Visitor policies have barely changed since last fall, Stamatopoulos argued, despite high vaccination rates that would allow for safe outdoor visits, where experts agree that risk of COVID-19 transmission is far lower if proper distancing precautions are taken. 

“This is ludicrous at this point,” Stamatopoulos said. 

The delay in updating the policy extends the burden on some family members who’ve qualified as caregivers and are allowed into the homes, while also prolonging the suffering of residents who’ve been separated from loved ones for a year, she said. 

“It’s just cruel not to let them come down and actually spend a little bit of time outside with their loved ones, with their grandchildren, with their nieces and nephews,” she said.

Hladkowicz said she has watched her father decline cognitively in long-term care during the pandemic, and the family is unsure whether he is being taken outdoors. She’d like policies to change to allow more relatives to visit, and to see the number of essential caregivers allowed for a resident be bumped up from two.

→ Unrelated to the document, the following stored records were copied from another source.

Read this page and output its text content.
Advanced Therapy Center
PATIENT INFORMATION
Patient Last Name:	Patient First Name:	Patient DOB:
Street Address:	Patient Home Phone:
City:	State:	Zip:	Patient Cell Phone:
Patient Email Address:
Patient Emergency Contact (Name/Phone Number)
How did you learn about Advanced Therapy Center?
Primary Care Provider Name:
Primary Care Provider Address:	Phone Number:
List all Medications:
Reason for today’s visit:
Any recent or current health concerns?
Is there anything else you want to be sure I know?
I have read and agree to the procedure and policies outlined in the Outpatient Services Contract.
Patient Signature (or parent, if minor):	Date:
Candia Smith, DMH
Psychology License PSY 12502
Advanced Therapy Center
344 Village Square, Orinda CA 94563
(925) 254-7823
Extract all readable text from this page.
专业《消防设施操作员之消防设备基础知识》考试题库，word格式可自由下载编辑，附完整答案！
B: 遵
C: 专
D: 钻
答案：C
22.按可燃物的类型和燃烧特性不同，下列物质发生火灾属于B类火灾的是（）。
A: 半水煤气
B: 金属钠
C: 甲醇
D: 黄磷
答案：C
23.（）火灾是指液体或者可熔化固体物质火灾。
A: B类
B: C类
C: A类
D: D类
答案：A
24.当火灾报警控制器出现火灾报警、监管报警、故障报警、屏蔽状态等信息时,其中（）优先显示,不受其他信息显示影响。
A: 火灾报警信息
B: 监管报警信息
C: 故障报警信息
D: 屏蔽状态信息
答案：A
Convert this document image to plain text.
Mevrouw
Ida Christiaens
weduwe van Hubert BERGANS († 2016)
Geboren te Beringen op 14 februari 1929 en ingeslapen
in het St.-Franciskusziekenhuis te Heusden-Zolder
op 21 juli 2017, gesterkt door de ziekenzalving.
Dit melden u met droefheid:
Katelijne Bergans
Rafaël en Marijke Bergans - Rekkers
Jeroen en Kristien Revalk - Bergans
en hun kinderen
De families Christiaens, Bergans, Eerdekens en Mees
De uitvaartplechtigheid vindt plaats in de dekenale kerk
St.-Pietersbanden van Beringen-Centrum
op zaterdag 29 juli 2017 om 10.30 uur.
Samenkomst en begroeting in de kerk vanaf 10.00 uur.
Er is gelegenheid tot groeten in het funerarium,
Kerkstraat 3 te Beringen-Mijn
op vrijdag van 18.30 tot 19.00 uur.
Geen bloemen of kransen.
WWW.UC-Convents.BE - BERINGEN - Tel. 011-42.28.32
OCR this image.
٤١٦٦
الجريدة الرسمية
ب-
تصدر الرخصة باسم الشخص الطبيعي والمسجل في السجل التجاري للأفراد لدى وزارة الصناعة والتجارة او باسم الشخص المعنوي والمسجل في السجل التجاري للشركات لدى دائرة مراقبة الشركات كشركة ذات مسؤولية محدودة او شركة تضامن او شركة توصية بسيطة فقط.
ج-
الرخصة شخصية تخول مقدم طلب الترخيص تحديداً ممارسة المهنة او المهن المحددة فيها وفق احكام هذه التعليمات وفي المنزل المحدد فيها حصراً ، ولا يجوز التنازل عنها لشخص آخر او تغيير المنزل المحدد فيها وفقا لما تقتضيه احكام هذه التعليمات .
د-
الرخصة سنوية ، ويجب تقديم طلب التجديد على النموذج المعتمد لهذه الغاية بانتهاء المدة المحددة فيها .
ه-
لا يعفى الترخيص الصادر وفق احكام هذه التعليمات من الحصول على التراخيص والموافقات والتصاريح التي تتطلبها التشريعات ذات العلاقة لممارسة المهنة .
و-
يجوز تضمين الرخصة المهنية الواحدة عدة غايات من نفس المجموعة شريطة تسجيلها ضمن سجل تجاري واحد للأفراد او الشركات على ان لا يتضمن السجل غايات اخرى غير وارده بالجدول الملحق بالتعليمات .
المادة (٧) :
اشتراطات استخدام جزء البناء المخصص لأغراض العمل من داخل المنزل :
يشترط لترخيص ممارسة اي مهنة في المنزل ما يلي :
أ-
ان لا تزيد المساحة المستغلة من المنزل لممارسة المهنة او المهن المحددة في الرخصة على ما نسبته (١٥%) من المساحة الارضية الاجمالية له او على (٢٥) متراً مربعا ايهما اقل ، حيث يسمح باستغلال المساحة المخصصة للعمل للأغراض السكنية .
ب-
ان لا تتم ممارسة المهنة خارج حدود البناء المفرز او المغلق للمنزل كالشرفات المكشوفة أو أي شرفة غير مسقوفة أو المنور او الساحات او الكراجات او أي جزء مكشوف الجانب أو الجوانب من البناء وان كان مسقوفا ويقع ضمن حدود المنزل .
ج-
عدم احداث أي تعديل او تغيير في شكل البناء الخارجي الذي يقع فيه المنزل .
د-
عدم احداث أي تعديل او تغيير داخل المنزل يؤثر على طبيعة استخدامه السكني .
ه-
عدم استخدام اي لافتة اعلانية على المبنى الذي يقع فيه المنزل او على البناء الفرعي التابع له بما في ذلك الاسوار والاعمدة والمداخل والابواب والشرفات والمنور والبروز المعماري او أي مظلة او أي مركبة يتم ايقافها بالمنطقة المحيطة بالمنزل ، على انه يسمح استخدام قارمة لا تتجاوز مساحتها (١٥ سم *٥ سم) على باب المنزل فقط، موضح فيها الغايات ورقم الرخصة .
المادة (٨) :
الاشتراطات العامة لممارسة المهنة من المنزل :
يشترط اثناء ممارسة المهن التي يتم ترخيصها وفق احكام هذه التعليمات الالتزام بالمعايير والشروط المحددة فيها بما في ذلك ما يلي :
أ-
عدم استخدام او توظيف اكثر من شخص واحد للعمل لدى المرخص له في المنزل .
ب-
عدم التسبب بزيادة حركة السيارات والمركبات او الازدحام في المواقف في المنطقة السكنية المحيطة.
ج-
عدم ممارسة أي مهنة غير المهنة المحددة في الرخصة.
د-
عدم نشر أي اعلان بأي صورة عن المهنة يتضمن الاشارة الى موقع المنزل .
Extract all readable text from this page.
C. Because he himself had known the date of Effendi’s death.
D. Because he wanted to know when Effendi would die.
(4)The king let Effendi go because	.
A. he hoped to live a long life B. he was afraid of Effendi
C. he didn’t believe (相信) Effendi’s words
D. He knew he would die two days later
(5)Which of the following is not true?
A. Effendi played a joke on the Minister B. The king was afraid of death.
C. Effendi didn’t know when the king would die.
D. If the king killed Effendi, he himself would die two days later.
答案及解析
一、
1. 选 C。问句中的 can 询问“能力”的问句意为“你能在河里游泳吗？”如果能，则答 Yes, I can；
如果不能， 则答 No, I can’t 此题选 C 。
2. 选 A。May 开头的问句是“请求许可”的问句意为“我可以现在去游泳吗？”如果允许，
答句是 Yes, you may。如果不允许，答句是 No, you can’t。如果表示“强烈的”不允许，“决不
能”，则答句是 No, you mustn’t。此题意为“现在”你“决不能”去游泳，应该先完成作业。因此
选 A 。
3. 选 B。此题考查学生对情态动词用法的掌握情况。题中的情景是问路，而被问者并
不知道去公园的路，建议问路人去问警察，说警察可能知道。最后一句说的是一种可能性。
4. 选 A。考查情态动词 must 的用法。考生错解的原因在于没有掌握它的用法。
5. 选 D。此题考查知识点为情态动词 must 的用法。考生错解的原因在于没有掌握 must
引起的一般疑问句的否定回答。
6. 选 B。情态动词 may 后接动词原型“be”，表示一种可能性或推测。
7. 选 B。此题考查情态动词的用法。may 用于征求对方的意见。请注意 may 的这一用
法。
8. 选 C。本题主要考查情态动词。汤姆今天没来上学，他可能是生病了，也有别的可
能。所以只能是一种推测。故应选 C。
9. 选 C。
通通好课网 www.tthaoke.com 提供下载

Other families have been fighting to allow their relatives to leave facilities that are still under outbreak protocols due to a continuing trickle of staff cases. 

Jennifer Couperthwaite’s grandmother lives in a publicly-funded York Region facility that has been in outbreak since March, mostly due to COVID-19 cases among staff. There aren’t cases on her grandmother’s floor, but Couperthwaite said she’s still unable to go outdoors. 

Couperthwaite brings her young son by to wave at his great-grandmother through her second-floor window. Otherwise, she’s been limited to virtual calls, where Couperthwaite said it’s been difficult to see her grandmother decline. 

“We’re losing her, and it’s just been hard to accept that,” she said. “We could have been reunited with her by now.”

Couperthwaite would like to see policies reflect high vaccination rates among residents. Until then, she said she’s dreaming of the day she can sit outside for a distanced lunch and afternoon chat with her grandmother.

“Even just to sit six feet apart and bring her a tea. I just want that, it’s nothing much,” she said. “I just want it to not be through plexiglass or a window.”